| To use a language is just to talk about things. You cannot answer the question, "do you like what i'm wearing?" if you dont have the capacity for taste. Likewise, this applies to all language. To say, "do you know what 2+2 is?" *we* might be happy with "4" in the sense that a calculator answers this question. But we havent actually used language here. To use language is to understand what "2" means. In otherwords, the capacity for langauge is only just the capacity to make a public communicable description of the non-linguistic capacities that we have. A statistical analysis of what we have already said, does not have this contact with the world, or the relevant capacities. It's just a record of their past use. None of these systems are langauge users; none have language. They have the symbols of words set in an order, but they arent talkiung abotu anything, because they have nothing to talk about. This is, i think really really obvious when you ask "did you like that film?" but it applies to every question. We are just easily satisifed when alexa turns the lights off when we say "alexa, lights off". This mechanical satisifcation leads some to the frankly schiozphrenic conclusion that alexa understands what turning the lights off means. She doesnt. She will never say back, "but you know, it'll be very dark if you do that!" or "would you like the tv on instead?" etc. Alexa isnt having a conversation with you based on a shared understanding of your environment, ie., using langauge. Alexa, like all NLP systems, are illusions. You arent speaking to anything. You arent asking anything a question. Nothing is answering you. You are the only thing in the room that understands what's going on, and the output of the system is meaningful only because you read it. The system itself has no meaning to what its doing. The lights go off, but not because the system understood that your desire. It could not, if it failed to undestand, ask about your desire. |
>To use language is to understand what "2" means.
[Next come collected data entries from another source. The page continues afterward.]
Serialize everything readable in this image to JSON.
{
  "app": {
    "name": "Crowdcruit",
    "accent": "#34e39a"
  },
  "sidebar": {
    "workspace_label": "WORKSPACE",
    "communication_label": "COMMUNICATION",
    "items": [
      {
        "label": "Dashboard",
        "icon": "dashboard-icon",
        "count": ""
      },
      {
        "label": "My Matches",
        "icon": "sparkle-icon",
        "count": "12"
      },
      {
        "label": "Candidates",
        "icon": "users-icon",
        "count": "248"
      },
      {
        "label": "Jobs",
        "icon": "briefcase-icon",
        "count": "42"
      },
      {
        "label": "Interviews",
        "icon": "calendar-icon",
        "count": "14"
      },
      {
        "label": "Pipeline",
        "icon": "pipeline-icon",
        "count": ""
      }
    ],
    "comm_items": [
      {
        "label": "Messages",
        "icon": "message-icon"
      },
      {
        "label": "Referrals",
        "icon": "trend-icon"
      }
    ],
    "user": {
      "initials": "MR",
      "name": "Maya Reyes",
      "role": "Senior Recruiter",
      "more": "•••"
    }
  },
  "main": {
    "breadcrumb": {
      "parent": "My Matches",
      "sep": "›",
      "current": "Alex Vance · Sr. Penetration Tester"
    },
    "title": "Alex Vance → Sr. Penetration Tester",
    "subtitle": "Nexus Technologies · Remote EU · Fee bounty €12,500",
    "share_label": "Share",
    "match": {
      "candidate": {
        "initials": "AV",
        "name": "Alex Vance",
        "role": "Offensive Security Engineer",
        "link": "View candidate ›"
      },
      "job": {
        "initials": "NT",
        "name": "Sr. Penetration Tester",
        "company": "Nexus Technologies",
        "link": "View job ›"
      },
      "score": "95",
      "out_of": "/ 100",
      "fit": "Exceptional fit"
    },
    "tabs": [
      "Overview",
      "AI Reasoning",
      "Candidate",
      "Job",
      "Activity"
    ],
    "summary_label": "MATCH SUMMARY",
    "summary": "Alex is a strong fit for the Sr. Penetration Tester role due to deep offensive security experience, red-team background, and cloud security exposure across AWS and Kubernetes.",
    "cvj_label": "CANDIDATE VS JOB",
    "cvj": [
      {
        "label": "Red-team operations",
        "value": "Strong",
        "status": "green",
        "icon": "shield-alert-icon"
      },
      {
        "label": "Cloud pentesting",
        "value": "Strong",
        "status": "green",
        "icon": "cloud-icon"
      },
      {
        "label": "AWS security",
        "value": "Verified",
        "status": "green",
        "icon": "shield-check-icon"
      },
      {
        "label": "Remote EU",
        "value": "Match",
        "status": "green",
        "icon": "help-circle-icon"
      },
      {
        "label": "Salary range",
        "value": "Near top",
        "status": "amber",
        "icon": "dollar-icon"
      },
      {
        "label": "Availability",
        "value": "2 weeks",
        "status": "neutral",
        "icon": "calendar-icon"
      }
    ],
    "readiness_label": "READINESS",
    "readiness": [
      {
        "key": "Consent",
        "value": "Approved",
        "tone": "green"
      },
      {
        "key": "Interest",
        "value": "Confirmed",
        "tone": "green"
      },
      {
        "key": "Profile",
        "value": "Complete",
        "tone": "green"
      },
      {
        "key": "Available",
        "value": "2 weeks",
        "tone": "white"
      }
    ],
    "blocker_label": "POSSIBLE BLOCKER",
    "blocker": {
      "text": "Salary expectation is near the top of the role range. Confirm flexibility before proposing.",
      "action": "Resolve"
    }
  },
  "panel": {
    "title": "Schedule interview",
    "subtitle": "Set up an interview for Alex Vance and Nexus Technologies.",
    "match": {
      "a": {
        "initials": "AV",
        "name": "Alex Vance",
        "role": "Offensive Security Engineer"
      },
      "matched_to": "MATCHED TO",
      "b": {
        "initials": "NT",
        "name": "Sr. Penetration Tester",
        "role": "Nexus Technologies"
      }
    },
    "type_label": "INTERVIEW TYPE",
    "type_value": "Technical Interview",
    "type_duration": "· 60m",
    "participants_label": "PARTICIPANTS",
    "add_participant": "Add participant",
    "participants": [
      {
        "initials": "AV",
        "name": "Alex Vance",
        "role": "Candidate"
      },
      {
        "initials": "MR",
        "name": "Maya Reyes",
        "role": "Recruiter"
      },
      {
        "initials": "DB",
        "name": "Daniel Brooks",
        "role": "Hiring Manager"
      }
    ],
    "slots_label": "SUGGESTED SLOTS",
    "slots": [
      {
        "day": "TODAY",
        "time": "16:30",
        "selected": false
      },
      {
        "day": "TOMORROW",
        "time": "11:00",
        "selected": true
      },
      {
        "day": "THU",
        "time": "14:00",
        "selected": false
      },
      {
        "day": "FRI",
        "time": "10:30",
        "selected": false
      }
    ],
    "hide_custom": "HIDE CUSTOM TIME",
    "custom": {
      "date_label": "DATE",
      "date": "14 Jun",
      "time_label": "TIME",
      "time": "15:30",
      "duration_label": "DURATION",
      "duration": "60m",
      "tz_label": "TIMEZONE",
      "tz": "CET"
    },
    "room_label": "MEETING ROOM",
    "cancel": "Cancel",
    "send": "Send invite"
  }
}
I've never held a "2", yet I know what 2 is as much as anyone. It is a position in a larger arithmetical structure, and it has a correspondence to collections of a certain size. I have no reason to think a sufficiently advanced model trained on language cannot have the same grasp of the number 2 as this.
>A statistical analysis of what we have already said, does not have this contact with the world, or the relevant capacities. It's just a record of their past use.
Let's be clear, there is nothing inherently statistical about language models. Our analysis of how they learn and how they construct their responses is statistical. The models themselves are entirely deterministic. Thus for a language model to respond in contextually appropriate ways means that it's internal structure is organized around analyzing context and selecting the appropriate response. That is, it's "capacities" are organized around analyzing context and selecting appropriate responses. This to me is the stuff of "understanding". The fact that the language model has never felt a cold breeze when it suggests that I close the window if the breeze is making me cold is irrelevant.
>You arent speaking to anything. You arent asking anything a question. Nothing is answering you.
It seems that your hidden assumption is that understanding/intelligence requires sentience. And since language models aren't sentient, they are not intelligent. But why do the issues here reduce to the issue of sentience?